Photo by Steve Voegeli
Many of us approach our personal finances with a sense of shame, embarrassment, or a preoccupation to “do the right thing.” Very rarely do we approach our own finances with a sense of kindness, which is strange, because a sense of care for ourselves and others is at the heart of most financial choices we make.
In The Rabbit Effect: Live Longer, Happier, and Healthier with the Groundbreaking Science of Kindness, author Kelli Harding draws from research that shows that bunnies that were treated with kindness outlived similar bunnies who did not receive the same care. As humans, we have the ability to treat ourselves with care and kindness. However, when it comes to money, I more often hear clients engage in self-judgment.
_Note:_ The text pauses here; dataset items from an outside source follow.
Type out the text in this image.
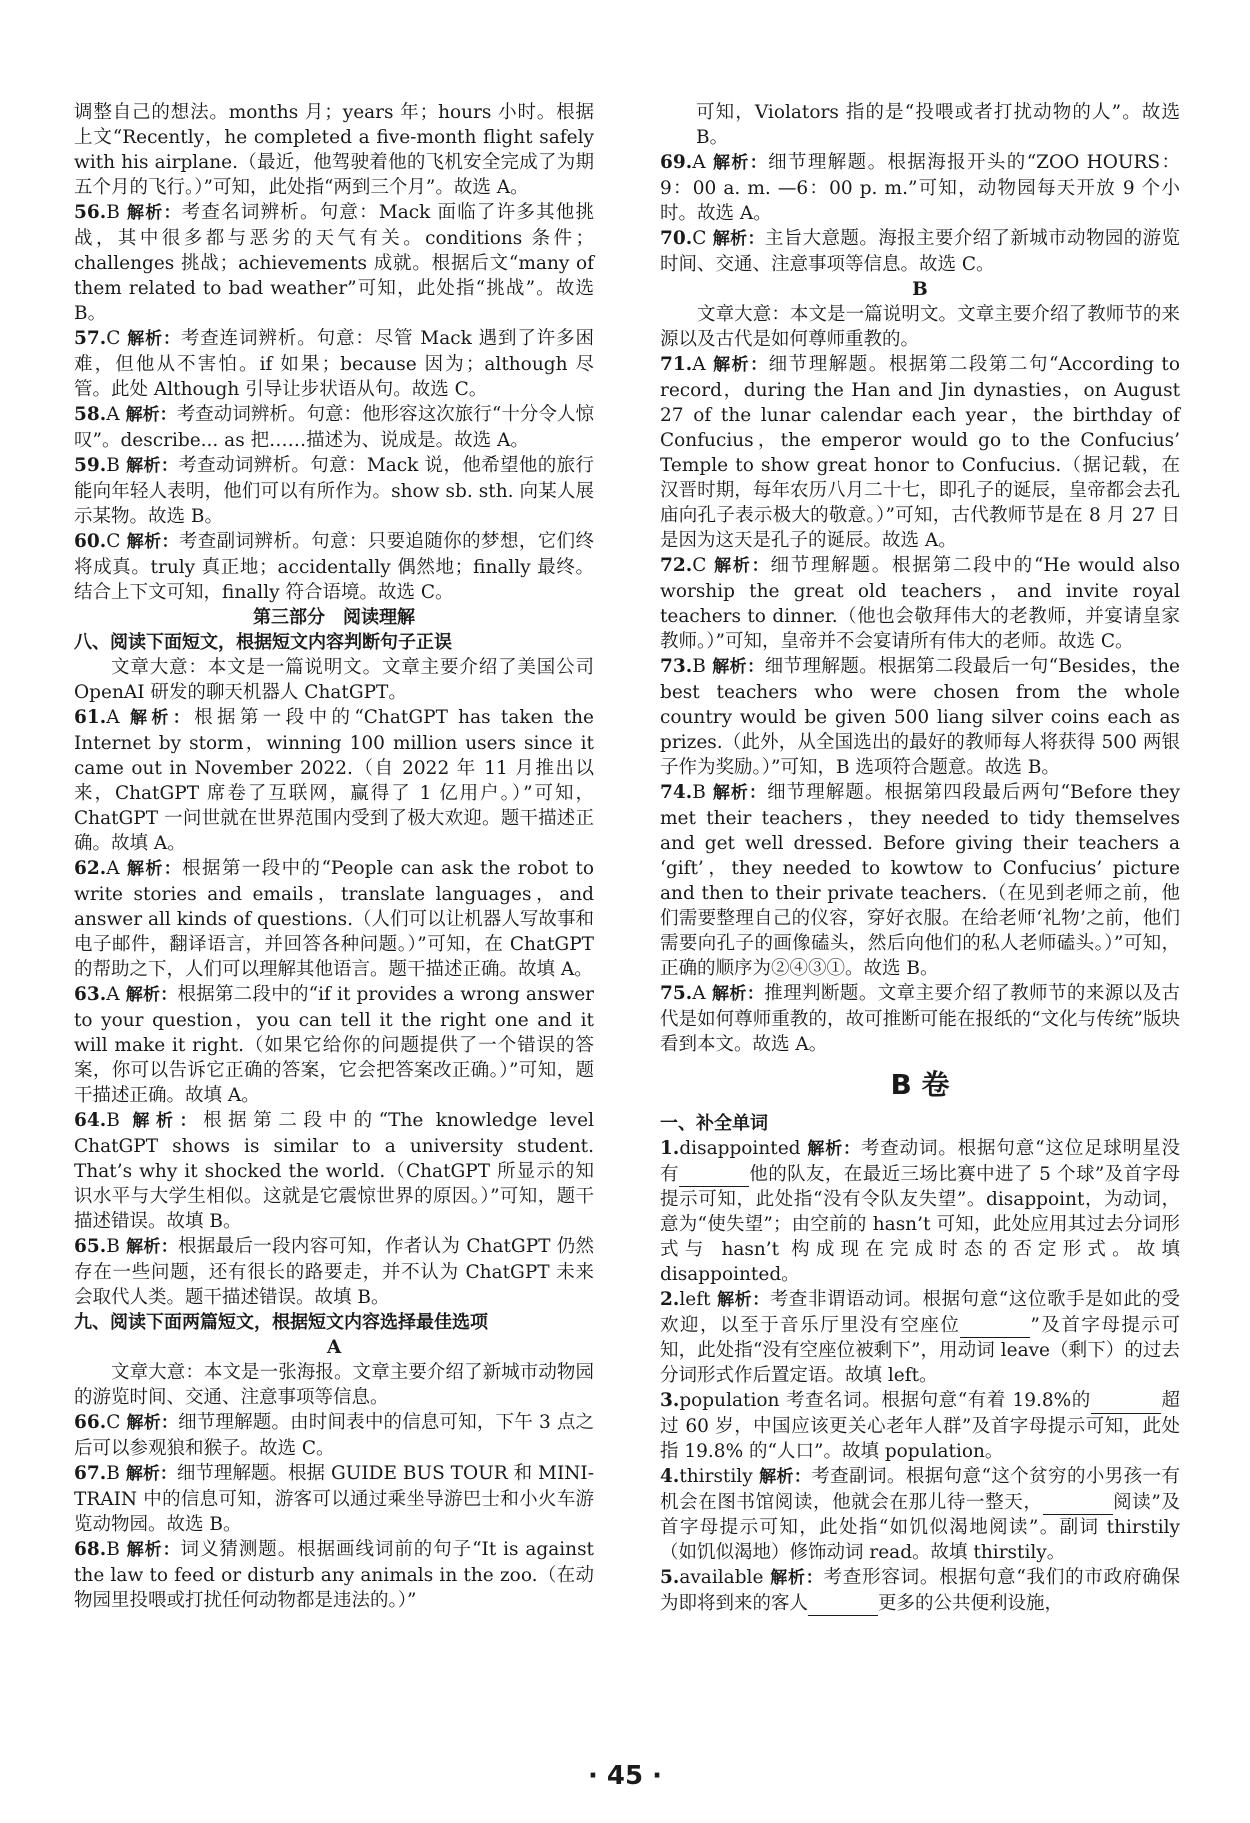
调整自己的想法。months 月；years 年；hours 小时。根据上文“Recently，he completed a five-month flight safely with his airplane.（最近，他驾驶着他的飞机安全完成了为期五个月的飞行。）”可知，此处指“两到三个月”。故选 A。

56.B 解析：考查名词辨析。句意：Mack 面临了许多其他挑战，其中很多都与恶劣的天气有关。conditions 条件；challenges 挑战；achievements 成就。根据后文“many of them related to bad weather”可知，此处指“挑战”。故选 B。

57.C 解析：考查连词辨析。句意：尽管 Mack 遇到了许多困难，但他从不害怕。if 如果；because 因为；although 尽管。此处 Although 引导让步状语从句。故选 C。

58.A 解析：考查动词辨析。句意：他形容这次旅行“十分令人惊叹”。describe... as 把……描述为、说成是。故选 A。

59.B 解析：考查动词辨析。句意：Mack 说，他希望他的旅行能向年轻人表明，他们可以有所作为。show sb. sth. 向某人展示某物。故选 B。

60.C 解析：考查副词辨析。句意：只要追随你的梦想，它们终将成真。truly 真正地；accidentally 偶然地；finally 最终。结合上下文可知，finally 符合语境。故选 C。

第三部分　阅读理解

八、阅读下面短文，根据短文内容判断句子正误

文章大意：本文是一篇说明文。文章主要介绍了美国公司 OpenAI 研发的聊天机器人 ChatGPT。

61.A 解析：根据第一段中的“ChatGPT has taken the Internet by storm，winning 100 million users since it came out in November 2022.（自 2022 年 11 月推出以来，ChatGPT 席卷了互联网，赢得了 1 亿用户。）”可知，ChatGPT 一问世就在世界范围内受到了极大欢迎。题干描述正确。故填 A。

62.A 解析：根据第一段中的“People can ask the robot to write stories and emails，translate languages，and answer all kinds of questions.（人们可以让机器人写故事和电子邮件，翻译语言，并回答各种问题。）”可知，在 ChatGPT 的帮助之下，人们可以理解其他语言。题干描述正确。故填 A。

63.A 解析：根据第二段中的“if it provides a wrong answer to your question，you can tell it the right one and it will make it right.（如果它给你的问题提供了一个错误的答案，你可以告诉它正确的答案，它会把答案改正确。）”可知，题干描述正确。故填 A。

64.B 解析：根据第二段中的“The knowledge level ChatGPT shows is similar to a university student. That’s why it shocked the world.（ChatGPT 所显示的知识水平与大学生相似。这就是它震惊世界的原因。）”可知，题干描述错误。故填 B。

65.B 解析：根据最后一段内容可知，作者认为 ChatGPT 仍然存在一些问题，还有很长的路要走，并不认为 ChatGPT 未来会取代人类。题干描述错误。故填 B。

九、阅读下面两篇短文，根据短文内容选择最佳选项

A

文章大意：本文是一张海报。文章主要介绍了新城市动物园的游览时间、交通、注意事项等信息。

66.C 解析：细节理解题。由时间表中的信息可知，下午 3 点之后可以参观狼和猴子。故选 C。

67.B 解析：细节理解题。根据 GUIDE BUS TOUR 和 MINI-TRAIN 中的信息可知，游客可以通过乘坐导游巴士和小火车游览动物园。故选 B。

68.B 解析：词义猜测题。根据画线词前的句子“It is against the law to feed or disturb any animals in the zoo.（在动物园里投喂或打扰任何动物都是违法的。）”

可知，Violators 指的是“投喂或者打扰动物的人”。故选 B。

69.A 解析：细节理解题。根据海报开头的“ZOO HOURS：9：00 a. m. —6：00 p. m.”可知，动物园每天开放 9 个小时。故选 A。

70.C 解析：主旨大意题。海报主要介绍了新城市动物园的游览时间、交通、注意事项等信息。故选 C。

B

文章大意：本文是一篇说明文。文章主要介绍了教师节的来源以及古代是如何尊师重教的。

71.A 解析：细节理解题。根据第二段第二句“According to record，during the Han and Jin dynasties，on August 27 of the lunar calendar each year，the birthday of Confucius，the emperor would go to the Confucius’ Temple to show great honor to Confucius.（据记载，在汉晋时期，每年农历八月二十七，即孔子的诞辰，皇帝都会去孔庙向孔子表示极大的敬意。）”可知，古代教师节是在 8 月 27 日是因为这天是孔子的诞辰。故选 A。

72.C 解析：细节理解题。根据第二段中的“He would also worship the great old teachers，and invite royal teachers to dinner.（他也会敬拜伟大的老教师，并宴请皇家教师。）”可知，皇帝并不会宴请所有伟大的老师。故选 C。

73.B 解析：细节理解题。根据第二段最后一句“Besides，the best teachers who were chosen from the whole country would be given 500 liang silver coins each as prizes.（此外，从全国选出的最好的教师每人将获得 500 两银子作为奖励。）”可知，B 选项符合题意。故选 B。

74.B 解析：细节理解题。根据第四段最后两句“Before they met their teachers，they needed to tidy themselves and get well dressed. Before giving their teachers a ‘gift’，they needed to kowtow to Confucius’ picture and then to their private teachers.（在见到老师之前，他们需要整理自己的仪容，穿好衣服。在给老师‘礼物’之前，他们需要向孔子的画像磕头，然后向他们的私人老师磕头。）”可知，正确的顺序为②④③①。故选 B。

75.A 解析：推理判断题。文章主要介绍了教师节的来源以及古代是如何尊师重教的，故可推断可能在报纸的“文化与传统”版块看到本文。故选 A。

B 卷

一、补全单词

1.disappointed 解析：考查动词。根据句意“这位足球明星没有	他的队友，在最近三场比赛中进了 5 个球”及首字母提示可知，此处指“没有令队友失望”。disappoint，为动词，意为“使失望”；由空前的 hasn’t 可知，此处应用其过去分词形式与 hasn’t 构成现在完成时态的否定形式。故填 disappointed。

2.left 解析：考查非谓语动词。根据句意“这位歌手是如此的受欢迎，以至于音乐厅里没有空座位	”及首字母提示可知，此处指“没有空座位被剩下”，用动词 leave（剩下）的过去分词形式作后置定语。故填 left。

3.population 考查名词。根据句意“有着 19.8%的	超过 60 岁，中国应该更关心老年人群”及首字母提示可知，此处指 19.8% 的“人口”。故填 population。

4.thirstily 解析：考查副词。根据句意“这个贫穷的小男孩一有机会在图书馆阅读，他就会在那儿待一整天，	阅读”及首字母提示可知，此处指“如饥似渴地阅读”。副词 thirstily（如饥似渴地）修饰动词 read。故填 thirstily。

5.available 解析：考查形容词。根据句意“我们的市政府确保为即将到来的客人	更多的公共便利设施，

· 45 ·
One client of mine would beat herself up over every financial choice she made. When she inherited wealth, in her mind, her father would have made different (and better) choices. Her father loved her and wanted her to be comforted by the money he had left, but her experience with the money was one of chronic failure. She came to me deeply concerned with the state of the world and wanting to make a difference with her investments. But she still felt as if there’s a “right” way to deal with money, and whatever she was doing, wasn’t it.
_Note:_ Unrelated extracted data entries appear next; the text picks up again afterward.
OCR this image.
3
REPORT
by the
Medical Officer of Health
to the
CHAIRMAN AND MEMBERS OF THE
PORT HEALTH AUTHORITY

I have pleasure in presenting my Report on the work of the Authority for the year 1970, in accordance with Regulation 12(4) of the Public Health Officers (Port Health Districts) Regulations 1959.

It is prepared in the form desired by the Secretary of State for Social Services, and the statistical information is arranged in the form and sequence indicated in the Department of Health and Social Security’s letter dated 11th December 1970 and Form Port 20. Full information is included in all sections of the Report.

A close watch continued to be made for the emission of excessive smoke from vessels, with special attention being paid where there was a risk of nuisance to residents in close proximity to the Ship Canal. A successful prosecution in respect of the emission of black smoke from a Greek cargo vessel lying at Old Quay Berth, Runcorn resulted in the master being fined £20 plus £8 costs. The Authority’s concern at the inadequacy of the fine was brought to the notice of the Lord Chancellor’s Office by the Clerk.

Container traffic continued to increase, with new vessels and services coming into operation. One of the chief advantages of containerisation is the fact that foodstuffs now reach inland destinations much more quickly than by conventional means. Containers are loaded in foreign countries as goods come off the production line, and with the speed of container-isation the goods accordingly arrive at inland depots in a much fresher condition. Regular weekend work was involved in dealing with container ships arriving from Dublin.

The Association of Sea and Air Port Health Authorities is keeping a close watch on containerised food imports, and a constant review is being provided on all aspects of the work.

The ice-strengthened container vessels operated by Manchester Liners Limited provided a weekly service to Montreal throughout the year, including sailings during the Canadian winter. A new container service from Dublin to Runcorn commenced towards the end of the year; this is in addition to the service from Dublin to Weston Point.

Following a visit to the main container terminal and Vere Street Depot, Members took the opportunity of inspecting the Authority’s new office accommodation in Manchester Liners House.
After working together for a number of years, my client now tells me that she can feel her father’s love for her when she gives to charity, travels to see her grandchildren, or invests in a forest of trees that will sequester carbon and help improve the planet those grandchildren will inherit. Her experience of her money is no longer painful. It is loving: of herself, of her family, and of the planet.
Let me share some thoughts:
• There is no “right” way to spend, save, give, or invest money. Money is there to help us co-create the world where we live, and to fulfill our life’s meaning.
• Putting ourselves into a state of inner suffering will not make any difference in the world. Our self-inflicted pain will not lead to justice for the less fortunate. Only actions filled with loving kindness can do that.
• Internal kindness creates resiliency, according to Kristin Neff, PhD, in Fierce Self-Compassion: How Women Can Harness Kindness to Speak Up, Claim Their Power, and Thrive.